In den letzten Jahren hat die interdisziplinäre Rechtsforschung dadurch Aufmerksamkeit erlangt, dass sie rechtsdogmatische Selbstverständlichkeiten in Frage gestellt und die – insbesondere in Deutschland dominante – Tradition der Rechtssoziologie mit internationalen Ansätzen der Law and Society-Forschung verknüpft hat, in der sozialwissenschaftliche, kulturanthropologische und historische Ansätze miteinander verbunden werden. In diesem Feld bildet die feministische Rechtsforschung, die sich auch auf die Legal Gender Studies sowie die Queer Legal Theory bezieht, einen zentralen Strang: Sie arbeitet mit genuin interdisziplinären Elementen und liefert grundsätzliche Aufschlüsse über die ambivalente Konstitution moderner Rechtssysteme und deren Praxen. Das geplante Heft zielt darauf, diese Schnittstelle – das Zusammentreffen von feministischer und empirischer Rechtsforschung – stark zu machen. Gemeinsam mit ihren Anschlüssen an feministische Diskussionen und Politiken soll eine empirisch gesättigte und intersektional perspektivierte Rechtsforschung sichtbar gemacht und zur Diskussion gestellt werden. Recht wird dabei, über den engeren Bereich von Gesetzestexten hinaus, als Praxis und Diskurs sowie in seiner doppelten Dynamik als regulierende und ermöglichende Kraft verstanden, und gesellschaftliche Machtverhältnisse sollen als Gegenstand der interdisziplinären Rechtsforschung in den Blick gerückt werden.
Zentrale Fragen, zu denen wir uns Beiträge wünschen, sind:
* Welche Rolle spielen geltendes Recht, Rechtspraktiken und -diskurse in historischen wie gegenwärtigen gesellschaftlichen Konfliktkonstellationen und (vergeschlechtlichten) Aushandlungsprozessen? Welche Austauschprozesse und Wechselwirkungen, vollziehen sich in diesen Auseinandersetzungen, welche Widersprüche und Ambiguitäten werden sichtbar? Wo und wie treffen alltagsweltliche, institutionelle und rechtliche Praktiken und Diskurse aufeinander?
* Wir wird Recht durch Praxen mobilisiert, von wem und wie wird es angewendet, wie werden dabei rechtsbezogene Anrufungen in unterschiedlichen Prozessen, Modi und Funktionen wirkmächtig? Welche individuellen und kollektiven Akteure werden dabei aktiv?
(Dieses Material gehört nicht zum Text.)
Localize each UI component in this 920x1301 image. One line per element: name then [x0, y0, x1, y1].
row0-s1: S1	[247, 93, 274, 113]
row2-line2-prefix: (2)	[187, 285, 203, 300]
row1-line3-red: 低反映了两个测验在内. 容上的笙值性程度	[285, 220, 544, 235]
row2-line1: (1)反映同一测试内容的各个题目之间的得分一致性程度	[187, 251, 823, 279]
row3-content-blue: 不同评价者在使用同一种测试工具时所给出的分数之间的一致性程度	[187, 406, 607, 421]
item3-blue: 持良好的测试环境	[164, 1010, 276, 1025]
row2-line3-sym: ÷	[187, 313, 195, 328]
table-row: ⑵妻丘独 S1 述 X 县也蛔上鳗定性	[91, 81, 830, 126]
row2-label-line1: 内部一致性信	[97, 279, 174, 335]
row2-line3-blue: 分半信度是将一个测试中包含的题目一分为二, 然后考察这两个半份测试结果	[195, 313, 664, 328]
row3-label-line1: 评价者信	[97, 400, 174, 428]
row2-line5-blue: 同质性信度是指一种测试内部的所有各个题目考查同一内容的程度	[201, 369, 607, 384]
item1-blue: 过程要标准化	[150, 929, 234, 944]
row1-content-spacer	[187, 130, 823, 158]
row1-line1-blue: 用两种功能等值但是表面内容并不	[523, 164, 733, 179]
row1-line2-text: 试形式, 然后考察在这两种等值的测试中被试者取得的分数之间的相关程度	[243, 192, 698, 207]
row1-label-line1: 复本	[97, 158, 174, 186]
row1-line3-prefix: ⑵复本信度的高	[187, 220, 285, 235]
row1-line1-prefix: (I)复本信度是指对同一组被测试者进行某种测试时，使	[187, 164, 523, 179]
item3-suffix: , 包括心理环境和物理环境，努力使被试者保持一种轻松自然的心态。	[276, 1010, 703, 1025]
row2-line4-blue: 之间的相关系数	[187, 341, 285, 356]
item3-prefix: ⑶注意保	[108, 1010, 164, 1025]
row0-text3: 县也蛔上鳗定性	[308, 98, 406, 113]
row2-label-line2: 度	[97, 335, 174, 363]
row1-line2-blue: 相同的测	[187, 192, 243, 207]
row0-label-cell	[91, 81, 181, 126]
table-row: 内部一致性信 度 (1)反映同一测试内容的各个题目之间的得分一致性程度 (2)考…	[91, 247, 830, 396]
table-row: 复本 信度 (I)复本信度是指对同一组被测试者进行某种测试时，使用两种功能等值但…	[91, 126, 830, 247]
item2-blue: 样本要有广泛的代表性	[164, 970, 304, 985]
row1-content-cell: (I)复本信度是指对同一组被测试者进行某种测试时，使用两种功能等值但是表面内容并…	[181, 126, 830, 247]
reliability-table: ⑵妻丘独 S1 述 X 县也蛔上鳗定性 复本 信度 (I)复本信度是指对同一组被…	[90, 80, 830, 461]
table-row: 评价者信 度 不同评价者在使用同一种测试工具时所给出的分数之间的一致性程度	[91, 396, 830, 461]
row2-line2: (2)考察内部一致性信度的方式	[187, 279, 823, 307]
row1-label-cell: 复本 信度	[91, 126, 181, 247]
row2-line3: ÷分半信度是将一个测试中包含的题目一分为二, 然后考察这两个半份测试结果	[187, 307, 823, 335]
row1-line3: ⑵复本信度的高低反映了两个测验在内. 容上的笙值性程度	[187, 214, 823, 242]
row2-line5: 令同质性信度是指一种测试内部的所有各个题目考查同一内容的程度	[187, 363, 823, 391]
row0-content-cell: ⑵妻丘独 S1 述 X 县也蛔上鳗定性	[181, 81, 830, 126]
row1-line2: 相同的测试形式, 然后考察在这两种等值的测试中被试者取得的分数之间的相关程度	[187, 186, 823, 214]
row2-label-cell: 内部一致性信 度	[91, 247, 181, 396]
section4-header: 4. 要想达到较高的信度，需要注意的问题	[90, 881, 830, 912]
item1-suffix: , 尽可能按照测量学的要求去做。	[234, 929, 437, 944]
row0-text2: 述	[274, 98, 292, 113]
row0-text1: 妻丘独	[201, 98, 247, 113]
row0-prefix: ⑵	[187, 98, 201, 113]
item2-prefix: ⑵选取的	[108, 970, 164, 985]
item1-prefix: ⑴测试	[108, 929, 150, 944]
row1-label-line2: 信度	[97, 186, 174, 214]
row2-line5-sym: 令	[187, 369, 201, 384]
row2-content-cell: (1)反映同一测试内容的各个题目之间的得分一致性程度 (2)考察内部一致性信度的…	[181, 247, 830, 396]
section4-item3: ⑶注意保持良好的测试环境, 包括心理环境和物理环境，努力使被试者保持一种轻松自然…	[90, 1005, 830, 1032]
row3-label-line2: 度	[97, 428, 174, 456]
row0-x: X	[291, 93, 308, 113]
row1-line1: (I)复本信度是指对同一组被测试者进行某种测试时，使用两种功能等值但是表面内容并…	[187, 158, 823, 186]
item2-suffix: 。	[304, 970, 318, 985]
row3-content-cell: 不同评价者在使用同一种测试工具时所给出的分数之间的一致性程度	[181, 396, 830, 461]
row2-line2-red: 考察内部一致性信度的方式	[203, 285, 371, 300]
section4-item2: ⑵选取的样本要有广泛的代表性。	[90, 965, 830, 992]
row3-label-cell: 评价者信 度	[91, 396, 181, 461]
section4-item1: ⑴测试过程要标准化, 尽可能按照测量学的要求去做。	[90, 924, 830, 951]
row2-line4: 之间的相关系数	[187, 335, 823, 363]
Welche Effekte hat dies in Hinblick auf Kollektivierungen und Solidarisierungen?
* Welche Effekte hat es, wenn Menschen sich – affirmativ, ablehnend oder instrumentell – auf Recht beziehen? Durch welche Praxen und Modi verfestigt Recht hierarchische, binäre Geschlechterordnungen, wo ergeben sich Brüche? Wie ist in diesem Zusammenhang der Begriff der Normativität zu verstehen? Wie funktioniert Rechts(durch)setzung als Normdiffusion oder wo scheitert dies?
Die Auseinandersetzung mit diesen Fragen soll gleichermaßen Aufschlüsse über die Funktionsweise von Recht wie über die Mechanismen und Effekte von Gender als Modus intersektional organisierter Vergeschlechtlichung für bzw. in Recht liefern. Aus dieser doppelten Perspektive auf das Verhältnis von Recht und Geschlecht sollen die Beiträge zur Diskussion darüber beitragen, wie Recht Politiken von Geschlecht und Sexualität prägt und was es bedeutet, wenn Recht zur Lösung gesellschaftlicher Konflikte eingesetzt wird.
Zur Einreichung von Beitragsvorschlägen für die Rubriken „Bilder und Zeichen“ und „Im Gespräch“ laden wir ebenfalls herzlich ein.
Einreichung und Zeitplanung
Wir bitten um Einreichung von Abstracts im Umfang von 300 bis maximal 500 Wörtern bis zum 17. Juli 2020 anmanuskripte@feministische-studien.de sowie an die Gastherausgeber*innen Beate Binder (beate.binder@hu-berlin.de) und Maja Apelt (maja.apelt@uni-potsdam.de).
Im Fall einer positiven Einschätzung durch die Herausgeber*innen erfolgt bis zum 14.August 2020 eine Einladung zur Beitragseinreichung. Der Abgabetermin des fertigen Beitrags im Umfang von max. 40.000 Zeichen ist der 1. Februar 2021. Alle eingereichten Beiträge durchlaufen ein anonymes Begutachtungsverfahren, auf dessen Basis Redaktion und Gastherausgeber*innen die Auswahl der Beiträge treffen.